With sports postponed and gyms closed, student athletes have had to get creative when it comes to physical activity. Sophomore Zach Utz is a track and field athlete and long distance runner who has dedicated his quarantine time to biking the Island. Covering an average of 14 miles a ride, Zach has biked through Felix Neck, the State Forest, Tiasquam Valley, Middle Road Preserve, and more. “Biking is great exercise and a great supplement to running,” Zach said. “It’s just fun to get out there instead of staying inside all day.”
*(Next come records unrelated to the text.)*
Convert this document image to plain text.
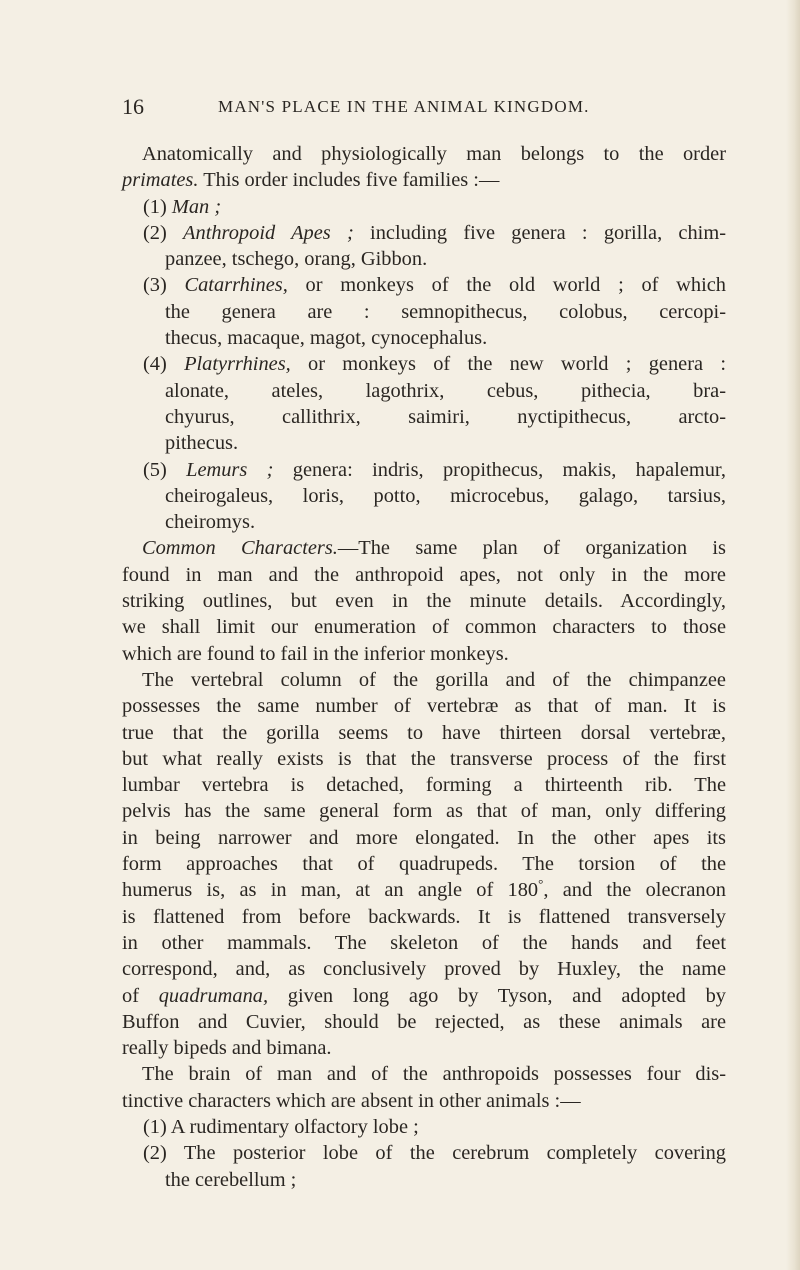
16	MAN'S PLACE IN THE ANIMAL KINGDOM.
Anatomically and physiologically man belongs to the order
primates. This order includes five families :—
(1) Man ;
(2) Anthropoid Apes ; including five genera : gorilla, chim-
panzee, tschego, orang, Gibbon.
(3) Catarrhines, or monkeys of the old world ; of which
the genera are : semnopithecus, colobus, cercopi-
thecus, macaque, magot, cynocephalus.
(4) Platyrrhines, or monkeys of the new world ; genera :
alonate, ateles, lagothrix, cebus, pithecia, bra-
chyurus, callithrix, saimiri, nyctipithecus, arcto-
pithecus.
(5) Lemurs ; genera: indris, propithecus, makis, hapalemur,
cheirogaleus, loris, potto, microcebus, galago, tarsius,
cheiromys.
Common Characters.—The same plan of organization is
found in man and the anthropoid apes, not only in the more
striking outlines, but even in the minute details. Accordingly,
we shall limit our enumeration of common characters to those
which are found to fail in the inferior monkeys.
The vertebral column of the gorilla and of the chimpanzee
possesses the same number of vertebræ as that of man. It is
true that the gorilla seems to have thirteen dorsal vertebræ,
but what really exists is that the transverse process of the first
lumbar vertebra is detached, forming a thirteenth rib. The
pelvis has the same general form as that of man, only differing
in being narrower and more elongated. In the other apes its
form approaches that of quadrupeds. The torsion of the
humerus is, as in man, at an angle of 180°, and the olecranon
is flattened from before backwards. It is flattened transversely
in other mammals. The skeleton of the hands and feet
correspond, and, as conclusively proved by Huxley, the name
of quadrumana, given long ago by Tyson, and adopted by
Buffon and Cuvier, should be rejected, as these animals are
really bipeds and bimana.
The brain of man and of the anthropoids possesses four dis-
tinctive characters which are absent in other animals :—
(1) A rudimentary olfactory lobe ;
(2) The posterior lobe of the cerebrum completely covering
the cerebellum ;
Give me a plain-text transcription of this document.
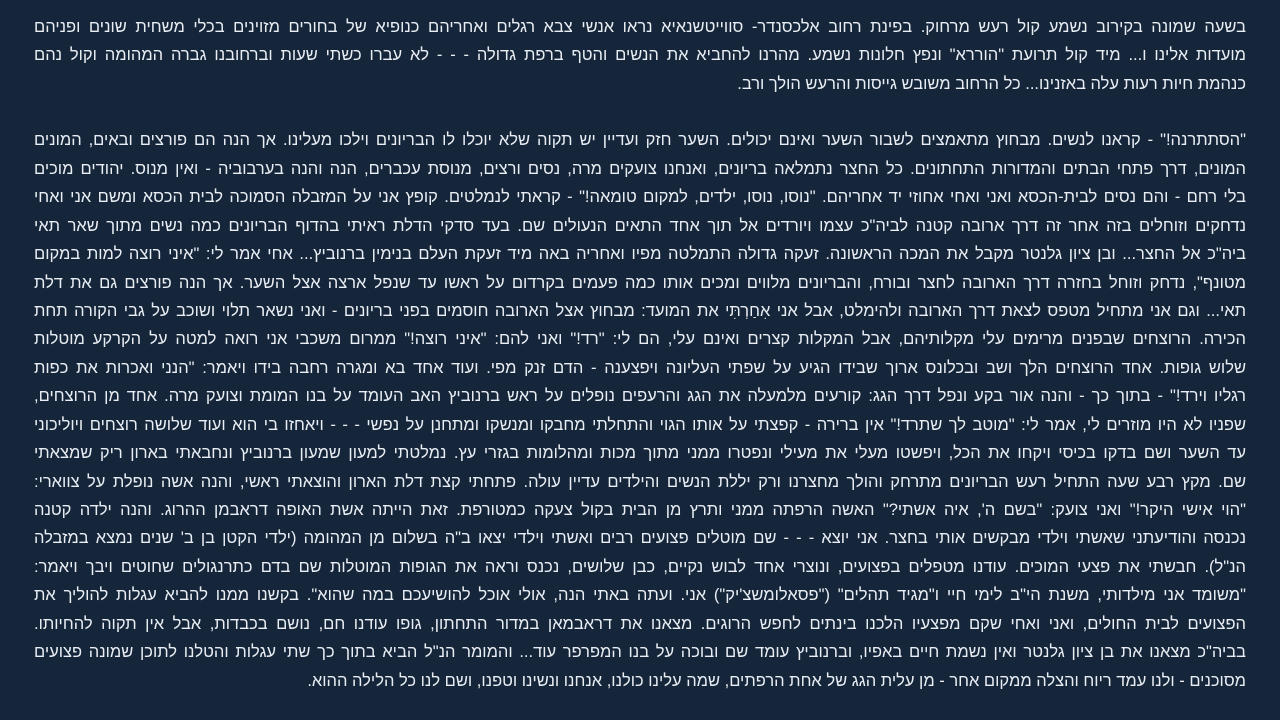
בשעה שמונה בקירוב נשמע קול רעש מרחוק. בפינת רחוב אלכסנדר- סווייטשנאיא נראו אנשי צבא רגלים ואחריהם כנופיא של בחורים מזוינים בכלי משחית שונים ופניהם
מועדות אלינו ו... מיד קול תרועת "הוררא" ונפץ חלונות נשמע. מהרנו להחביא את הנשים והטף ברפת גדולה - - - לא עברו כשתי שעות וברחובנו גברה המהומה וקול נהם
כנהמת חיות רעות עלה באזנינו... כל הרחוב משובש גייסות והרעש הולך ורב.
"הסתתרנה!" - קראנו לנשים. מבחוץ מתאמצים לשבור השער ואינם יכולים. השער חזק ועדיין יש תקוה שלא יוכלו לו הבריונים וילכו מעלינו. אך הנה הם פורצים ובאים, המונים
המונים, דרך פתחי הבתים והמדורות התחתונים. כל החצר נתמלאה בריונים, ואנחנו צועקים מרה, נסים ורצים, מנוסת עכברים, הנה והנה בערבוביה - ואין מנוס. יהודים מוכים
בלי רחם - והם נסים לבית-הכסא ואני ואחי אחוזי יד אחריהם. "נוסו, נוסו, ילדים, למקום טומאה!" - קראתי לנמלטים. קופץ אני על המזבלה הסמוכה לבית הכסא ומשם אני ואחי
נדחקים וזוחלים בזה אחר זה דרך ארובה קטנה לביה"כ עצמו ויורדים אל תוך אחד התאים הנעולים שם. בעד סדקי הדלת ראיתי בהדוף הבריונים כמה נשים מתוך שאר תאי
ביה"כ אל החצר... ובן ציון גלנטר מקבל את המכה הראשונה. זעקה גדולה התמלטה מפיו ואחריה באה מיד זעקת העלם בנימין ברנוביץ... אחי אמר לי: "איני רוצה למות במקום
מטונף", נדחק וזוחל בחזרה דרך הארובה לחצר ובורח, והבריונים מלווים ומכים אותו כמה פעמים בקרדום על ראשו עד שנפל ארצה אצל השער. אך הנה פורצים גם את דלת
תאי... וגם אני מתחיל מטפס לצאת דרך הארובה ולהימלט, אבל אני אִחַרְתִּי את המועד: מבחוץ אצל הארובה חוסמים בפני בריונים - ואני נשאר תלוי ושוכב על גבי הקורה תחת
הכירה. הרוצחים שבפנים מרימים עלי מקלותיהם, אבל המקלות קצרים ואינם עלי, הם לי: "רד!" ואני להם: "איני רוצה!" ממרום משכבי אני רואה למטה על הקרקע מוטלות
שלוש גופות. אחד הרוצחים הלך ושב ובכלונס ארוך שבידו הגיע על שפתי העליונה ויפצענה - הדם זנק מפי. ועוד אחד בא ומגרה רחבה בידו ויאמר: "הנני ואכרות את כפות
רגליו וירד!" - בתוך כך - והנה אור בקע ונפל דרך הגג: קורעים מלמעלה את הגג והרעפים נופלים על ראש ברנוביץ האב העומד על בנו המומת וצועק מרה. אחד מן הרוצחים,
שפניו לא היו מוזרים לי, אמר לי: "מוטב לך שתרד!" אין ברירה - קפצתי על אותו הגוי והתחלתי מחבקו ומנשקו ומתחנן על נפשי - - - ויאחזו בי הוא ועוד שלושה רוצחים ויוליכוני
עד השער ושם בדקו בכיסי ויקחו את הכל, ויפשטו מעלי את מעילי ונפטרו ממני מתוך מכות ומהלומות בגזרי עץ. נמלטתי למעון שמעון ברנוביץ ונחבאתי בארון ריק שמצאתי
שם. מקץ רבע שעה התחיל רעש הבריונים מתרחק והולך מחצרנו ורק יללת הנשים והילדים עדיין עולה. פתחתי קצת דלת הארון והוצאתי ראשי, והנה אשה נופלת על צווארי:
"הוי אישי היקר!" ואני צועק: "בשם ה', איה אשתי?" האשה הרפתה ממני ותרץ מן הבית בקול צעקה כמטורפת. זאת הייתה אשת האופה דראבמן ההרוג. והנה ילדה קטנה
נכנסה והודיעתני שאשתי וילדי מבקשים אותי בחצר. אני יוצא - - - שם מוטלים פצועים רבים ואשתי וילדי יצאו ב"ה בשלום מן המהומה (ילדי הקטן בן ב' שנים נמצא במזבלה
הנ"ל). חבשתי את פצעי המוכים. עודנו מטפלים בפצועים, ונוצרי אחד לבוש נקיים, כבן שלושים, נכנס וראה את הגופות המוטלות שם בדם כתרנגולים שחוטים ויבך ויאמר:
"משומד אני מילדותי, משנת הי"ב לימי חיי ו"מגיד תהלים" ("פסאלומשצ'יק") אני. ועתה באתי הנה, אולי אוכל להושיעכם במה שהוא". בקשנו ממנו להביא עגלות להוליך את
הפצועים לבית החולים, ואני ואחי שקם מפצעיו הלכנו בינתים לחפש הרוגים. מצאנו את דראבמאן במדור התחתון, גופו עודנו חם, נושם בכבדות, אבל אין תקוה להחיותו.
בביה"כ מצאנו את בן ציון גלנטר ואין נשמת חיים באפיו, וברנוביץ עומד שם ובוכה על בנו המפרפר עוד... והמומר הנ"ל הביא בתוך כך שתי עגלות והטלנו לתוכן שמונה פצועים
מסוכנים - ולנו עמד ריוח והצלה ממקום אחר - מן עלית הגג של אחת הרפתים, שמה עלינו כולנו, אנחנו ונשינו וטפנו, ושם לנו כל הלילה ההוא.
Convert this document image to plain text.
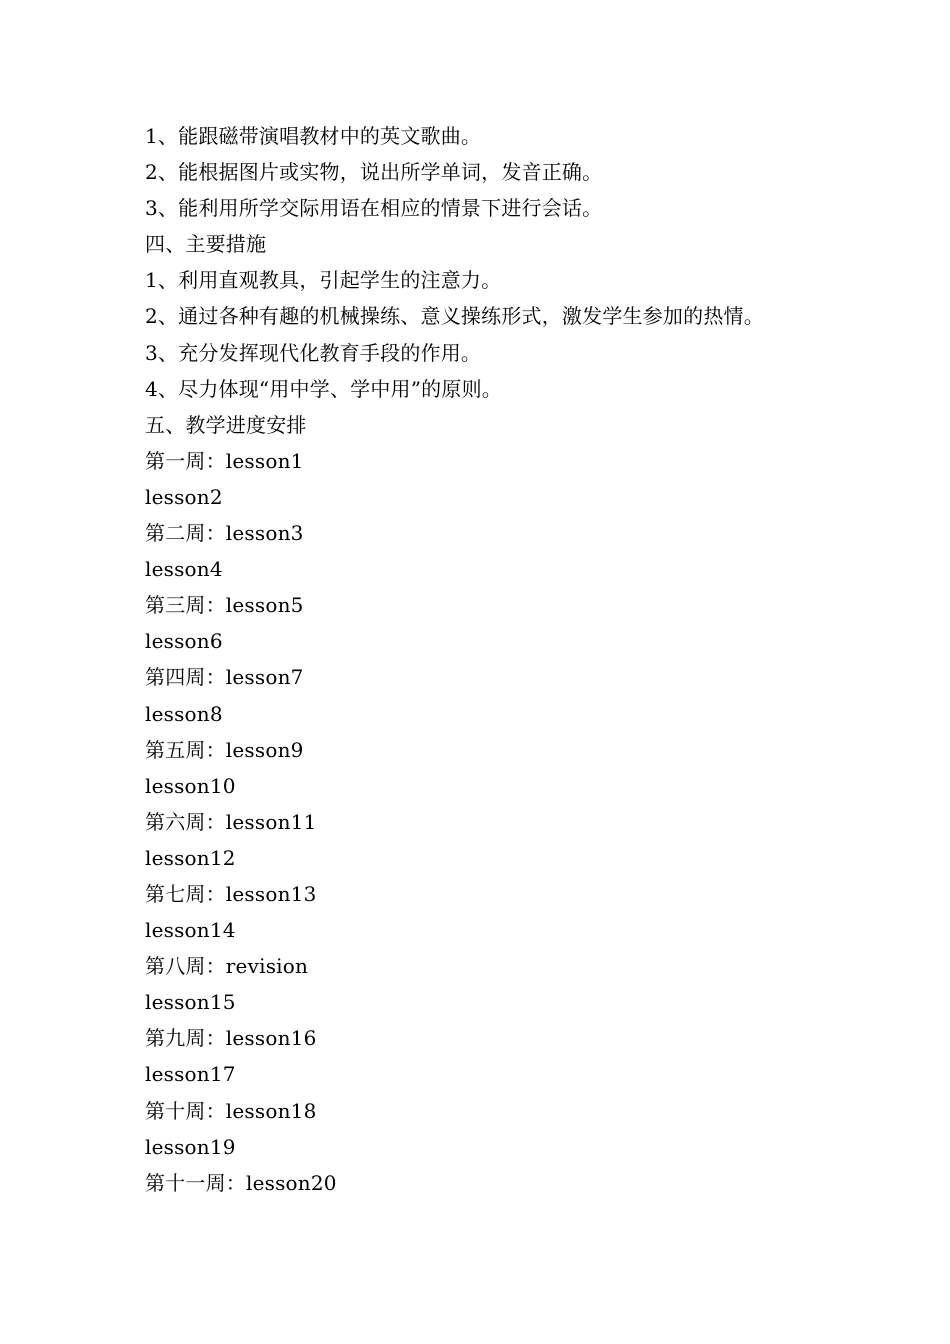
1、能跟磁带演唱教材中的英文歌曲。
2、能根据图片或实物，说出所学单词，发音正确。
3、能利用所学交际用语在相应的情景下进行会话。
四、主要措施
1、利用直观教具，引起学生的注意力。
2、通过各种有趣的机械操练、意义操练形式，激发学生参加的热情。
3、充分发挥现代化教育手段的作用。
4、尽力体现“用中学、学中用”的原则。
五、教学进度安排
第一周：lesson1
lesson2
第二周：lesson3
lesson4
第三周：lesson5
lesson6
第四周：lesson7
lesson8
第五周：lesson9
lesson10
第六周：lesson11
lesson12
第七周：lesson13
lesson14
第八周：revision
lesson15
第九周：lesson16
lesson17
第十周：lesson18
lesson19
第十一周：lesson20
Similarly, senior and YMCA trainer Patrick Ribeiro has had to find a way to stay in shape without his usual gym access and with no equipment at home. He and MVRHS alumnus Benny Binder — who has recently returned home from Rollins College due to the pandemic— have constructed their own makeshift weights by mixing bags of cement and rocks in a mold that creates plates suited for an olympic bar. The plates themselves are very delicate, which prohibits the intensity of their training, but Patrick and Benny are satisfied in the meantime. 

“I think this break from school has given people the opportunity to pursue their own intellectual betterment and edification, out of an internal desire as opposed to being motivated by external pressures, which are often present in school,” Vito said. “It’s all about genuine learning.”